Les participants doivent fournir des échantillons de sang et d'urine, et se soumettre à divers tests pour mesurer notamment leur tour de taille ou leur densité osseuse.

Ces données, entièrement codées pour préserver l'identité des participants, seront regroupées dans une banque accessible aux chercheurs. Ils auront accès à un bassin regroupant des données diverses -par exemple des hommes, non-fumeurs, présentant un taux de cholestérol élevé- pour mener des recherches sur des maladies comme le diabète, le cancer ou l'alzheimer. Ils pourront étudier de quelle façon les gènes, l'environnement et les habitudes de vie influencent la santé des gens.

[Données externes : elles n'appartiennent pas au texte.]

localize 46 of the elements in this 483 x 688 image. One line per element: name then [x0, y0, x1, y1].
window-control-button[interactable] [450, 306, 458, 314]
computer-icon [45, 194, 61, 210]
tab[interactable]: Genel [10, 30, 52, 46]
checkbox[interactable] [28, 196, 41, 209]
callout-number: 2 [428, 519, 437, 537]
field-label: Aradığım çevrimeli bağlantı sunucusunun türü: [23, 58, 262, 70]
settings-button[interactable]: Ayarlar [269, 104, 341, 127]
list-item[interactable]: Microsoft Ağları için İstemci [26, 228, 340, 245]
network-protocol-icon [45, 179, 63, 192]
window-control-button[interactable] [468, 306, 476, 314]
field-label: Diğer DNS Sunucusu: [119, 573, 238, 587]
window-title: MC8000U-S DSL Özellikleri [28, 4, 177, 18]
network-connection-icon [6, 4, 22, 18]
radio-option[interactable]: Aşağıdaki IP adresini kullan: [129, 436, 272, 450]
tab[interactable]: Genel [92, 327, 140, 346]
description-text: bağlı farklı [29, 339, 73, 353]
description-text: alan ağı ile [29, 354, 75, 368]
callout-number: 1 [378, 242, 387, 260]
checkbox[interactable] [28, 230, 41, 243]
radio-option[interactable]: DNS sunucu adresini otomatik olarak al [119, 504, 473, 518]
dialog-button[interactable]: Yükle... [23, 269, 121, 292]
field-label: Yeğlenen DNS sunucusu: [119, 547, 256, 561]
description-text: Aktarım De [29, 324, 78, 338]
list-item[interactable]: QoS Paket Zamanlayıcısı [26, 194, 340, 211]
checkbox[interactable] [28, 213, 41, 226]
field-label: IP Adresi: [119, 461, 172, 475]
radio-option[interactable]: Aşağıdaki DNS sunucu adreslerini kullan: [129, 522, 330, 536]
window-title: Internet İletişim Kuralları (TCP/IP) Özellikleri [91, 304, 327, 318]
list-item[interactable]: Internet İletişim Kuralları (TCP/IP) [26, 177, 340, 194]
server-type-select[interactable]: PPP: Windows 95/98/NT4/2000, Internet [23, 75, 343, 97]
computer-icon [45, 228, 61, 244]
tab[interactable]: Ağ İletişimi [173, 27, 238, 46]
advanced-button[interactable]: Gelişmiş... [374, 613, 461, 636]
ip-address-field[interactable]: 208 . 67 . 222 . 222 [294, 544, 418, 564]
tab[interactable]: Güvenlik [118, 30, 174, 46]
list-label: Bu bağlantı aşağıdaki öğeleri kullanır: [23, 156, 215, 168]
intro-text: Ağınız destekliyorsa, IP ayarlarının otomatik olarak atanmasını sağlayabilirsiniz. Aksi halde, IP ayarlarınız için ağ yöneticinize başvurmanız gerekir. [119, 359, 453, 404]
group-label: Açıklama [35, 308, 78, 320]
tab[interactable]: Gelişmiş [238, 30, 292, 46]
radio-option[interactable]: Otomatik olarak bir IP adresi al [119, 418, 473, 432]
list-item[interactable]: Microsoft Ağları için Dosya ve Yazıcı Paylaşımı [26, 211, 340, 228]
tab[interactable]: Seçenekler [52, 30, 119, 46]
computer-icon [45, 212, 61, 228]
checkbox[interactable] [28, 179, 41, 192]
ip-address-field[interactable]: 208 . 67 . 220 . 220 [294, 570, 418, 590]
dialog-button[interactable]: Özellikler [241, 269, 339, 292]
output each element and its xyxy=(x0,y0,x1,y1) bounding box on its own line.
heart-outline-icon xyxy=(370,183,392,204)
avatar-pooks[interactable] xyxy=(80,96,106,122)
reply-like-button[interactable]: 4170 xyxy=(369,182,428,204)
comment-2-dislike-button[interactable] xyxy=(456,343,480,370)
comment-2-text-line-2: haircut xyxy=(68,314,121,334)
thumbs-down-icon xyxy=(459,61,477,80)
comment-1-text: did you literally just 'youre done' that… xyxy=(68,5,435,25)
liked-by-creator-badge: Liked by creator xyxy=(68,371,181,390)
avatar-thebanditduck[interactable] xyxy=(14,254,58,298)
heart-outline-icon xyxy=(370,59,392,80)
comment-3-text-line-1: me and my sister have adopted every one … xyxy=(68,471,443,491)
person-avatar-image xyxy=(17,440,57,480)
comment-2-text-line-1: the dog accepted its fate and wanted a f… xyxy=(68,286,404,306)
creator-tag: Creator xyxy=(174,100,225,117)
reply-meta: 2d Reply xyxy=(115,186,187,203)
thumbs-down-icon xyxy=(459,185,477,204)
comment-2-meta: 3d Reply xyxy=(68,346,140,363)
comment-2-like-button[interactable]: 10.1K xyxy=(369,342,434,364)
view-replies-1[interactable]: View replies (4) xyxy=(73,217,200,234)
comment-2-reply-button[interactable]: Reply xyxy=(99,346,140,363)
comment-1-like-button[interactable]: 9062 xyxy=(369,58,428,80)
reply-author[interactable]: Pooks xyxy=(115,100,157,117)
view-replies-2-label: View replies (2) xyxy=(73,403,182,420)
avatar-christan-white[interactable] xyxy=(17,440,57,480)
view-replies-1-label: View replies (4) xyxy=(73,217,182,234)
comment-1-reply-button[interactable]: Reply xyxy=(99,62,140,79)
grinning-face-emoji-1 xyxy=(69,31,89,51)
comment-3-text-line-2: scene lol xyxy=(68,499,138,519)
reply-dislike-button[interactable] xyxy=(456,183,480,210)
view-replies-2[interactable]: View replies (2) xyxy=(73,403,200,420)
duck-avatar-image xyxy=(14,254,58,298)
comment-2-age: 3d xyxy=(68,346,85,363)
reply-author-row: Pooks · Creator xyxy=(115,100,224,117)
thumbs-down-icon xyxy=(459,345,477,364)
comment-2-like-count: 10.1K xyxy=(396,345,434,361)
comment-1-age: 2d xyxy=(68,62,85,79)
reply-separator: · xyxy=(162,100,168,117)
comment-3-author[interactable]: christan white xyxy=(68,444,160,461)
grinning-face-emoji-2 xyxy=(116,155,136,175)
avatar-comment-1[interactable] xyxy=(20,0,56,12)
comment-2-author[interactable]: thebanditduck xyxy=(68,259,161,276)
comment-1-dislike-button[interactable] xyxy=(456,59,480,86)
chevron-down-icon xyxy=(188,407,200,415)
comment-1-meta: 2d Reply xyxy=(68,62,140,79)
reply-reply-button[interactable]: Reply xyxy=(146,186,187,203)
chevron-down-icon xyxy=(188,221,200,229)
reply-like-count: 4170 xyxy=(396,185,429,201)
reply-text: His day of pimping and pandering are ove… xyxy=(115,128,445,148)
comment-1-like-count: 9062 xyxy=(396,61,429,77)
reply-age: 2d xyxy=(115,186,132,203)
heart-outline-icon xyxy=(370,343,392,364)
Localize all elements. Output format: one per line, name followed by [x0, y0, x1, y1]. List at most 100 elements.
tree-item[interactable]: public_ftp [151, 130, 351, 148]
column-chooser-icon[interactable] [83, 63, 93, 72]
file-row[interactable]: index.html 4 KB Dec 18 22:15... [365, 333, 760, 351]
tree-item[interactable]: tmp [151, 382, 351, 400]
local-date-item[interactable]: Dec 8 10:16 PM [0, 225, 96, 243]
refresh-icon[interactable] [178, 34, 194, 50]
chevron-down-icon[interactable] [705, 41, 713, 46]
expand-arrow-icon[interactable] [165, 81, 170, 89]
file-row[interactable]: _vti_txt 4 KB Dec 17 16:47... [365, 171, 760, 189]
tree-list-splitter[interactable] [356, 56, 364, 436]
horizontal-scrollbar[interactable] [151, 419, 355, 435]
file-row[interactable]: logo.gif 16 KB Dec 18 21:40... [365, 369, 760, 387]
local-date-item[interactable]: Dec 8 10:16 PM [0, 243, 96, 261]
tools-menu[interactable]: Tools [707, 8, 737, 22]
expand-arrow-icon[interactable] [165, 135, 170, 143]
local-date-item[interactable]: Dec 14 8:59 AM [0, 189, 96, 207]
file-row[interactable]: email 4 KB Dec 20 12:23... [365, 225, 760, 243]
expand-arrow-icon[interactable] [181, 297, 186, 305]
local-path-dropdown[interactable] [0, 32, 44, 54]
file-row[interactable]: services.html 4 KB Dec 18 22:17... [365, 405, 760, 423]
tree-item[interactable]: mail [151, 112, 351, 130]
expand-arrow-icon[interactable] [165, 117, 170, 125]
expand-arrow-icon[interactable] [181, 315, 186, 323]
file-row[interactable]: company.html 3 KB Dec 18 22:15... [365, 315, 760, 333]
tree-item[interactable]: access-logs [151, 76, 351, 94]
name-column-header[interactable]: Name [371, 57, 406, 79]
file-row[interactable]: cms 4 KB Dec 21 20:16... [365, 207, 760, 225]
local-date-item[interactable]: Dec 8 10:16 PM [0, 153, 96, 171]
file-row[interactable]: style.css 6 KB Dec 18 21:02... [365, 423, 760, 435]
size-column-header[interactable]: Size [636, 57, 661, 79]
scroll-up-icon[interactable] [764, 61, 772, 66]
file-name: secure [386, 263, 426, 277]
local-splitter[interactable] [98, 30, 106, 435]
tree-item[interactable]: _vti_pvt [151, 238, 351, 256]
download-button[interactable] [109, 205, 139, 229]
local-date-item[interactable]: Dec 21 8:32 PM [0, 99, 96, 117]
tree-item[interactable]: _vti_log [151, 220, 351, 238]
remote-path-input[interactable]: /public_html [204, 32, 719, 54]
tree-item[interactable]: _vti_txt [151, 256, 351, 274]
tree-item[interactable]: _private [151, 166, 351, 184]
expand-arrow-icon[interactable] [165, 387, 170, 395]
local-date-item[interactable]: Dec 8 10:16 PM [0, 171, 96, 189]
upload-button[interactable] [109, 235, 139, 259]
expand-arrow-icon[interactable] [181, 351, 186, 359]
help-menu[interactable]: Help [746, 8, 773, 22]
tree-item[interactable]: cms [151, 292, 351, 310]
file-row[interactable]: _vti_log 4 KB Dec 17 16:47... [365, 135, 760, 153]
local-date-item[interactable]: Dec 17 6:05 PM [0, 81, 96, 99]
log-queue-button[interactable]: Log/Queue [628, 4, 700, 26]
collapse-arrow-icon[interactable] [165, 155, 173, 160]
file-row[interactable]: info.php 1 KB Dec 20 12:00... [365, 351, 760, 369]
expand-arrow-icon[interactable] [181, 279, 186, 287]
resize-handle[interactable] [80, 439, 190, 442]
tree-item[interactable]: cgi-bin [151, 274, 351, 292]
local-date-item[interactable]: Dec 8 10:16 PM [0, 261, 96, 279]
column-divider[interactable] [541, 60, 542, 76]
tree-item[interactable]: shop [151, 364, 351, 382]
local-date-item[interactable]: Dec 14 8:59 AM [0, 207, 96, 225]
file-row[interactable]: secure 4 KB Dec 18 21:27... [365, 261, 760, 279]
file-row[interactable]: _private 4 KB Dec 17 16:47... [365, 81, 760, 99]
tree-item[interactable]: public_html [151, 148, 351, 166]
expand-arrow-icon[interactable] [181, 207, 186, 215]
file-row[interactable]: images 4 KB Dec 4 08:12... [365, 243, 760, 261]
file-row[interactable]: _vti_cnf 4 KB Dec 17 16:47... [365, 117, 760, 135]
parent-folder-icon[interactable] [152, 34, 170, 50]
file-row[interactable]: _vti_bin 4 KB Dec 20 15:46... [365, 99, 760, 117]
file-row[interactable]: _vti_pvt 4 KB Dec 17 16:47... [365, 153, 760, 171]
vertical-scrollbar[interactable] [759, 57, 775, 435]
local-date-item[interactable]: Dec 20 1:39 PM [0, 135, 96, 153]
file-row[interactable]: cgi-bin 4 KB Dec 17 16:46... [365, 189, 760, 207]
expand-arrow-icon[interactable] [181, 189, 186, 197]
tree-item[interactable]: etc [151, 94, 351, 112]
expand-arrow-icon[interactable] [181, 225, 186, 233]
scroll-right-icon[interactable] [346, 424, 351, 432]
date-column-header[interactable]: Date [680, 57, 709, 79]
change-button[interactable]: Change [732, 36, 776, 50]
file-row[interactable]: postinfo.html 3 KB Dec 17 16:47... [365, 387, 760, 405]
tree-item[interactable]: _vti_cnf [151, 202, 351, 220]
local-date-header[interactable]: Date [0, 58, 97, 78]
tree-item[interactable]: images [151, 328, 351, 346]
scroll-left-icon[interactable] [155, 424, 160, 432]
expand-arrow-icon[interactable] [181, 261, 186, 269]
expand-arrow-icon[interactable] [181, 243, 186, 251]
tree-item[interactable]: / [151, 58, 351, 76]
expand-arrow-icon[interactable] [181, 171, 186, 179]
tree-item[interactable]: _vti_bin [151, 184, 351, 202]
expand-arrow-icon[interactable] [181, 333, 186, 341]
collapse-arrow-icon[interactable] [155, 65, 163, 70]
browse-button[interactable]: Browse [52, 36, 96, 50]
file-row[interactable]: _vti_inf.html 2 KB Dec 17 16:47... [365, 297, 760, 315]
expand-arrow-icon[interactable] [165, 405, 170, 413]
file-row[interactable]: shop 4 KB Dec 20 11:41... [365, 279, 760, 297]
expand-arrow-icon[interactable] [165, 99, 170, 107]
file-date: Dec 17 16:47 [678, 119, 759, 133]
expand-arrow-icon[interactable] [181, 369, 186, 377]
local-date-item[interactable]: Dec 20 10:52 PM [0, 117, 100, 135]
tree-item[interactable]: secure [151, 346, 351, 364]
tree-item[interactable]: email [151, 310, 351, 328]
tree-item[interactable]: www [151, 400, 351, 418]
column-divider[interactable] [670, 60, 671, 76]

Un comité sera mandaté pour étudier les projets des chercheurs et leur permettre d'utiliser la banque de données. Celle-ci devrait être accessible au début de 2010, quand environ la moitié des 20 000 volontaires auront été trouvés.

Idéalement, le projet aboutira à une deuxième phase: recueillir des données chez 30 000 autres participants, âgés de 25 à 75 ans. «Ça reste à définir. Il faut qu'on prouve qu'on est capable de s'occuper des 20 000 premiers pour commencer», a insisté le Dr Laberge. Plus les banques de données contiennent d'informations, plus elles sont utiles pour faire certains recoupements quant aux maladies et à l'hérédité, par exemple.

Long processus

La génétique prend une place de plus en plus grande en santé. Mais le processus est long. Il n'a pas toujours été facile de convaincre certains organismes gouvernementaux, surtout en santé publique, se souvient le directeur scientifique.

«Au début, l'impression générale était que c'était trop compliqué. Les gens étaient habitués de faire des enquêtes de santé auprès de la population. Nous, on crée des ressources de santé pour que les chercheurs puissent mener des enquêtes», a rappelé le Dr Laberge.

Il ne s'agit plus de déterminer seulement si une personne est fumeuse ou non. Il sera possible de tenir compte des risques de maladies qu'elle traîne dans son bagage génétique et pourquoi un fumeur contracte une maladie que son voisin, fumeur aussi, n'a pas.

La médecine du futur est une médecine personnalisée. Les médecins disposeront de connaissances en génétique pour dresser le profil de leurs patients et leur administrer immédiatement le bon médicament.

Vers une science plus exacte

Les banques de données seront importantes, en pharmagénomique, «pour comprendre pourquoi, dans un bassin de 20 000 asthmatiques, un médicament fonctionne pour 18 000, ne marche pas pour 1000 autres et en tue 1000 autres», a expliqué Bartha Maria Knoppers, chercheuse principale à CARTaGENE et directrice du Centre de génomique et politiques de l'Université McGill.

Il faudra encore quelques décennies avant d'y arriver, mais c'est un projet emballant, estime Mme Knoppers. «On crée ces infrastructures publiques, humanistes, en vue d'une meilleure science, une science plus exacte.»

Pour l'heure, le projet CARTaGENE en est à ses premiers balbutiements. À Montréal, les premiers participants ont été rencontrés il y a quelques jours à peine. Ailleurs, cela se fera au début de l'automne.